On Saturday, September 28th, Governor Newsom vetoed AB 3129, which would have required pre-closing notice to and, in some instances, approval by the California Attorney General for a wide range of private equity health care transactions in California. In his veto message, Newsom addressed the recently established Office of Health Care Affordability (“OHCA”), and its pre-closing notice and review requirements that went into effect earlier this year. Newsom nodded to the potential overlap of the two laws and review processes and stated that it is OHCA’s role to review certain health care transactions and to monitor market consolidation in California. OHCA may also refer certain health care transactions to the California Attorney General for further review.

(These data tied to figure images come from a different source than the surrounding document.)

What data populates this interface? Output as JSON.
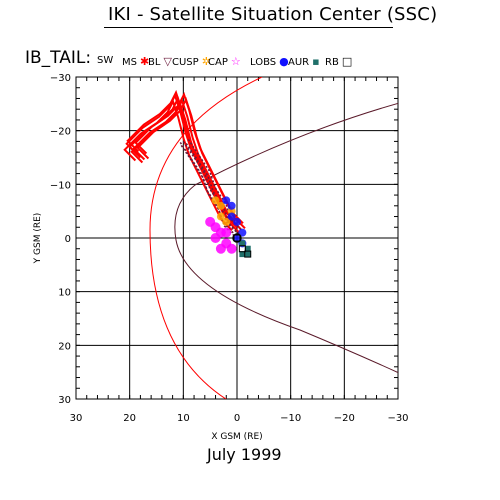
{
  "header": {
    "title": "IKI - Satellite Situation Center (SSC)",
    "footer": "July    1999"
  },
  "legend": {
    "prefix": "IB_TAIL:",
    "items": [
      {
        "label": "SW",
        "symbol": "",
        "color": "#000000"
      },
      {
        "label": "MS",
        "symbol": "✱",
        "color": "#ff0000"
      },
      {
        "label": "BL",
        "symbol": "▽",
        "color": "#6b1b3b"
      },
      {
        "label": "CUSP",
        "symbol": "✲",
        "color": "#ffa500"
      },
      {
        "label": "CAP",
        "symbol": "☆",
        "color": "#ff00ff"
      },
      {
        "label": "LOBS",
        "symbol": "●",
        "color": "#1010ff"
      },
      {
        "label": "AUR",
        "symbol": "▪",
        "color": "#20706a"
      },
      {
        "label": "RB",
        "symbol": "□",
        "color": "#000000"
      }
    ]
  },
  "chart_data": {
    "type": "scatter",
    "xlabel": "X GSM (RE)",
    "ylabel": "Y GSM (RE)",
    "xlim": [
      30,
      -30
    ],
    "ylim": [
      30,
      -30
    ],
    "xticks": [
      30,
      20,
      10,
      0,
      -10,
      -20,
      -30
    ],
    "yticks": [
      -30,
      -20,
      -10,
      0,
      10,
      20,
      30
    ],
    "grid": true,
    "series": [
      {
        "name": "MS",
        "color": "#ff0000",
        "trajectory": [
          [
            18,
            -15
          ],
          [
            20,
            -17
          ],
          [
            17,
            -20
          ],
          [
            14,
            -22
          ],
          [
            12,
            -24
          ],
          [
            11,
            -26
          ],
          [
            10,
            -23
          ],
          [
            9,
            -19
          ],
          [
            8,
            -16
          ],
          [
            6,
            -12
          ],
          [
            4,
            -8
          ],
          [
            2,
            -4
          ],
          [
            0,
            -2
          ]
        ]
      },
      {
        "name": "BL",
        "color": "#6b1b3b",
        "trajectory": [
          [
            10,
            -18
          ],
          [
            8,
            -15
          ],
          [
            6,
            -12
          ],
          [
            5,
            -9
          ],
          [
            3,
            -6
          ],
          [
            2,
            -3
          ],
          [
            0,
            -1
          ]
        ]
      },
      {
        "name": "CUSP",
        "color": "#ffa500",
        "points": [
          [
            4,
            -7
          ],
          [
            3,
            -6
          ],
          [
            3,
            -4
          ],
          [
            2,
            -3
          ],
          [
            1,
            -5
          ]
        ]
      },
      {
        "name": "CAP",
        "color": "#ff00ff",
        "points": [
          [
            5,
            -3
          ],
          [
            4,
            -2
          ],
          [
            3,
            -1
          ],
          [
            2,
            -1
          ],
          [
            4,
            0
          ],
          [
            2,
            1
          ],
          [
            1,
            2
          ],
          [
            3,
            2
          ]
        ]
      },
      {
        "name": "LOBS",
        "color": "#1010ff",
        "points": [
          [
            2,
            -7
          ],
          [
            1,
            -6
          ],
          [
            1,
            -4
          ],
          [
            0,
            -3
          ],
          [
            -1,
            -1
          ],
          [
            0,
            0
          ],
          [
            -1,
            1
          ]
        ]
      },
      {
        "name": "AUR",
        "color": "#20706a",
        "points": [
          [
            -1,
            1
          ],
          [
            -2,
            2
          ],
          [
            -1,
            3
          ],
          [
            -2,
            3
          ]
        ]
      },
      {
        "name": "RB",
        "color": "#000000",
        "points": [
          [
            0,
            0
          ],
          [
            -1,
            2
          ],
          [
            -2,
            3
          ]
        ]
      }
    ],
    "model_boundaries": [
      {
        "name": "bow-shock",
        "color": "#ff0000"
      },
      {
        "name": "magnetopause",
        "color": "#5a1a2a"
      }
    ]
  }
}
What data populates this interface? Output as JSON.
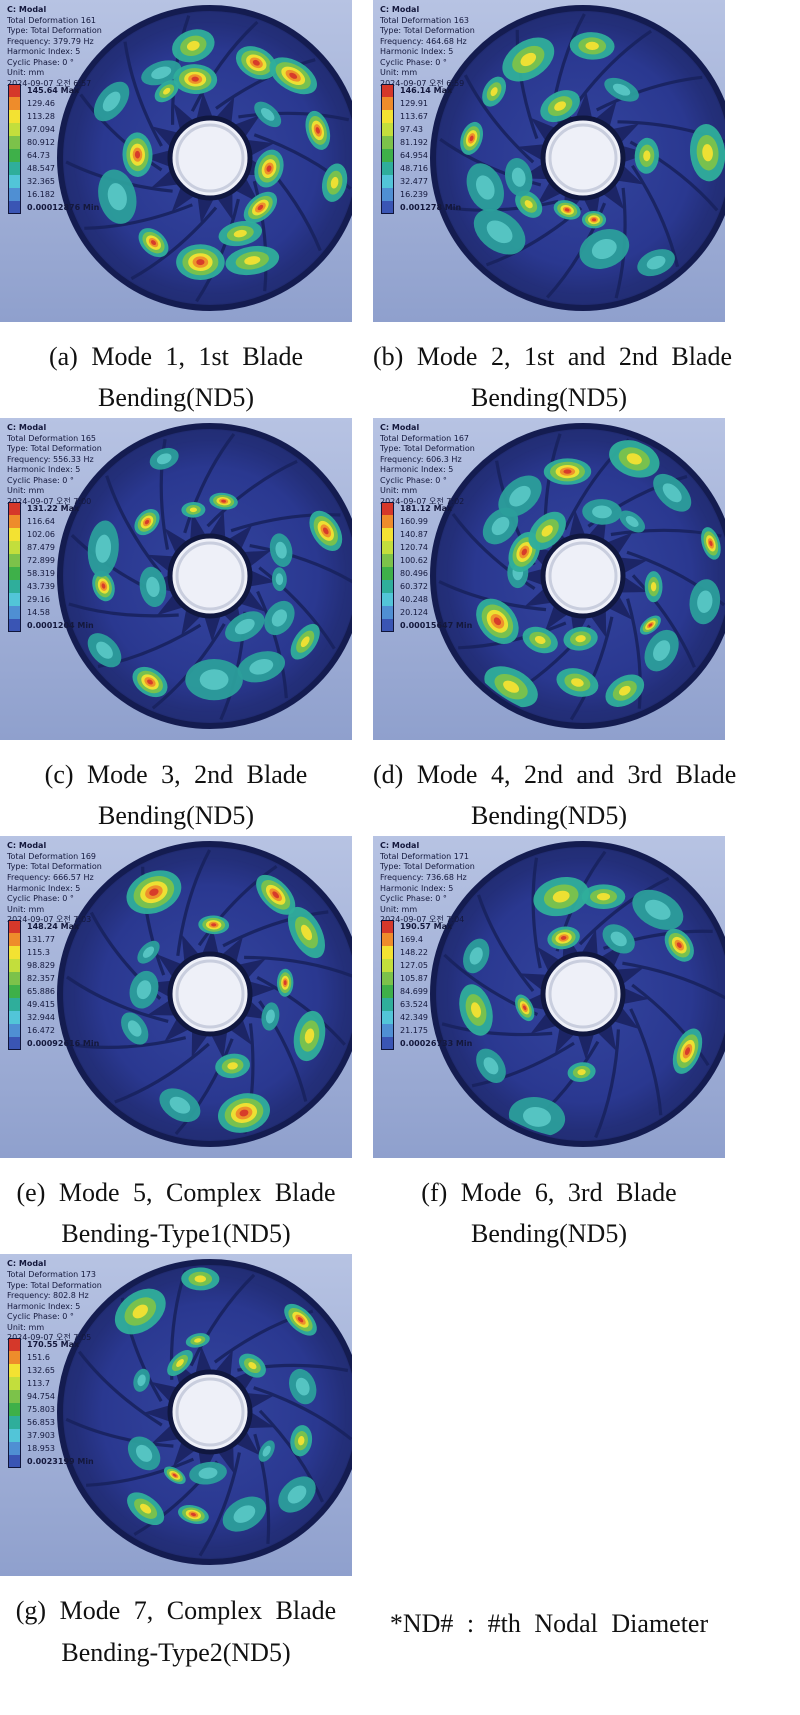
{
  "figure": {
    "footnote": "*ND# : #th Nodal Diameter",
    "legend_colors": [
      "#d5382a",
      "#ee8c2b",
      "#f3e232",
      "#c3de3c",
      "#7cc24a",
      "#3eb049",
      "#2fae9b",
      "#52c5d8",
      "#4f8fd3",
      "#3a55b4"
    ],
    "panels": [
      {
        "id": "a",
        "header_title": "C: Modal",
        "header_lines": [
          "Total Deformation 161",
          "Type: Total Deformation",
          "Frequency: 379.79 Hz",
          "Harmonic Index: 5",
          "Cyclic Phase: 0 °",
          "Unit: mm",
          "2024-09-07 오전 6:57"
        ],
        "legend_labels": [
          "145.64 Max",
          "129.46",
          "113.28",
          "97.094",
          "80.912",
          "64.73",
          "48.547",
          "32.365",
          "16.182",
          "0.00012876 Min"
        ],
        "caption_line1": "(a) Mode 1, 1st Blade",
        "caption_line2": "Bending(ND5)"
      },
      {
        "id": "b",
        "header_title": "C: Modal",
        "header_lines": [
          "Total Deformation 163",
          "Type: Total Deformation",
          "Frequency: 464.68 Hz",
          "Harmonic Index: 5",
          "Cyclic Phase: 0 °",
          "Unit: mm",
          "2024-09-07 오전 6:59"
        ],
        "legend_labels": [
          "146.14 Max",
          "129.91",
          "113.67",
          "97.43",
          "81.192",
          "64.954",
          "48.716",
          "32.477",
          "16.239",
          "0.001278 Min"
        ],
        "caption_line1": "(b) Mode 2, 1st and 2nd Blade",
        "caption_line2": "Bending(ND5)"
      },
      {
        "id": "c",
        "header_title": "C: Modal",
        "header_lines": [
          "Total Deformation 165",
          "Type: Total Deformation",
          "Frequency: 556.33 Hz",
          "Harmonic Index: 5",
          "Cyclic Phase: 0 °",
          "Unit: mm",
          "2024-09-07 오전 7:00"
        ],
        "legend_labels": [
          "131.22 Max",
          "116.64",
          "102.06",
          "87.479",
          "72.899",
          "58.319",
          "43.739",
          "29.16",
          "14.58",
          "0.0001204 Min"
        ],
        "caption_line1": "(c) Mode 3, 2nd Blade",
        "caption_line2": "Bending(ND5)"
      },
      {
        "id": "d",
        "header_title": "C: Modal",
        "header_lines": [
          "Total Deformation 167",
          "Type: Total Deformation",
          "Frequency: 606.3 Hz",
          "Harmonic Index: 5",
          "Cyclic Phase: 0 °",
          "Unit: mm",
          "2024-09-07 오전 7:02"
        ],
        "legend_labels": [
          "181.12 Max",
          "160.99",
          "140.87",
          "120.74",
          "100.62",
          "80.496",
          "60.372",
          "40.248",
          "20.124",
          "0.00015647 Min"
        ],
        "caption_line1": "(d) Mode 4, 2nd and 3rd Blade",
        "caption_line2": "Bending(ND5)"
      },
      {
        "id": "e",
        "header_title": "C: Modal",
        "header_lines": [
          "Total Deformation 169",
          "Type: Total Deformation",
          "Frequency: 666.57 Hz",
          "Harmonic Index: 5",
          "Cyclic Phase: 0 °",
          "Unit: mm",
          "2024-09-07 오전 7:03"
        ],
        "legend_labels": [
          "148.24 Max",
          "131.77",
          "115.3",
          "98.829",
          "82.357",
          "65.886",
          "49.415",
          "32.944",
          "16.472",
          "0.00092616 Min"
        ],
        "caption_line1": "(e) Mode 5, Complex Blade",
        "caption_line2": "Bending-Type1(ND5)"
      },
      {
        "id": "f",
        "header_title": "C: Modal",
        "header_lines": [
          "Total Deformation 171",
          "Type: Total Deformation",
          "Frequency: 736.68 Hz",
          "Harmonic Index: 5",
          "Cyclic Phase: 0 °",
          "Unit: mm",
          "2024-09-07 오전 7:04"
        ],
        "legend_labels": [
          "190.57 Max",
          "169.4",
          "148.22",
          "127.05",
          "105.87",
          "84.699",
          "63.524",
          "42.349",
          "21.175",
          "0.00026733 Min"
        ],
        "caption_line1": "(f) Mode 6, 3rd Blade",
        "caption_line2": "Bending(ND5)"
      },
      {
        "id": "g",
        "header_title": "C: Modal",
        "header_lines": [
          "Total Deformation 173",
          "Type: Total Deformation",
          "Frequency: 802.8 Hz",
          "Harmonic Index: 5",
          "Cyclic Phase: 0 °",
          "Unit: mm",
          "2024-09-07 오전 7:05"
        ],
        "legend_labels": [
          "170.55 Max",
          "151.6",
          "132.65",
          "113.7",
          "94.754",
          "75.803",
          "56.853",
          "37.903",
          "18.953",
          "0.0023199 Min"
        ],
        "caption_line1": "(g) Mode 7, Complex Blade",
        "caption_line2": "Bending-Type2(ND5)"
      }
    ]
  }
}
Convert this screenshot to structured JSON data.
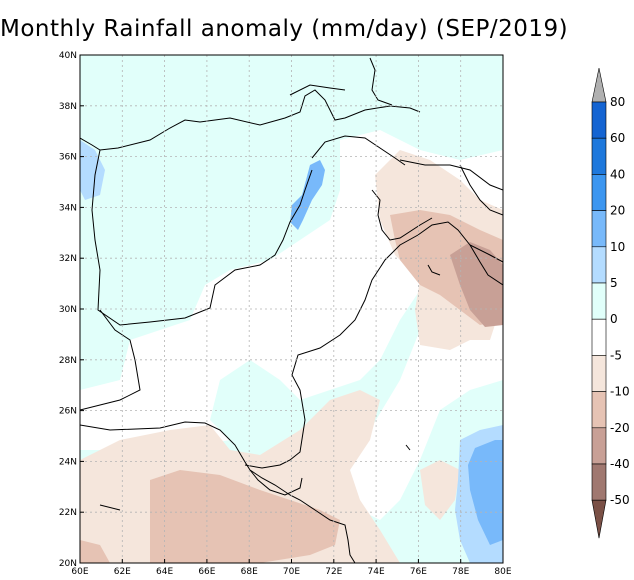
{
  "title": "Monthly Rainfall anomaly (mm/day)  (SEP/2019)",
  "map": {
    "lon_range": [
      60,
      80
    ],
    "lat_range": [
      20,
      40
    ],
    "x_ticks": [
      "60E",
      "62E",
      "64E",
      "66E",
      "68E",
      "70E",
      "72E",
      "74E",
      "76E",
      "78E",
      "80E"
    ],
    "y_ticks": [
      "20N",
      "22N",
      "24N",
      "26N",
      "28N",
      "30N",
      "32N",
      "34N",
      "36N",
      "38N",
      "40N"
    ]
  },
  "colorbar": {
    "labels": [
      "80",
      "60",
      "40",
      "20",
      "10",
      "5",
      "0",
      "-5",
      "-10",
      "-20",
      "-40",
      "-50"
    ],
    "colors": {
      "c80": "#b0b0b0",
      "c60": "#1464d2",
      "c40": "#1e78dc",
      "c20": "#3c96f0",
      "c10": "#78b9fa",
      "c5": "#b4dcff",
      "c0": "#e1fffa",
      "white": "#ffffff",
      "m5": "#f5e6dc",
      "m10": "#e6c3b4",
      "m20": "#c8a096",
      "m40": "#a07870",
      "m50": "#7a5046"
    }
  }
}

While AB 3129 will likely not become law in California[1], its passage in both the Assembly and Senate are an indication that there may be increasing attention by California regulators on private equity involvement in the health care industry. Given the language in AB 3129 with respect to parameters for PC-MSO arrangements, these organizational and operational structures may be under increased scrutiny, regardless of whether private equity is involved. Health care businesses and operators that employ the PC-MSO structure would be wise to engage in careful review of their respective arrangements with qualified health care legal counsel who understand the requirements and nuances of California’s strict corporate practice of medicine requirements to help ensure compliance on the road ahead.
[1] There may be some potential for the California legislature to override the Governor’s veto, but that appears unlikely at present.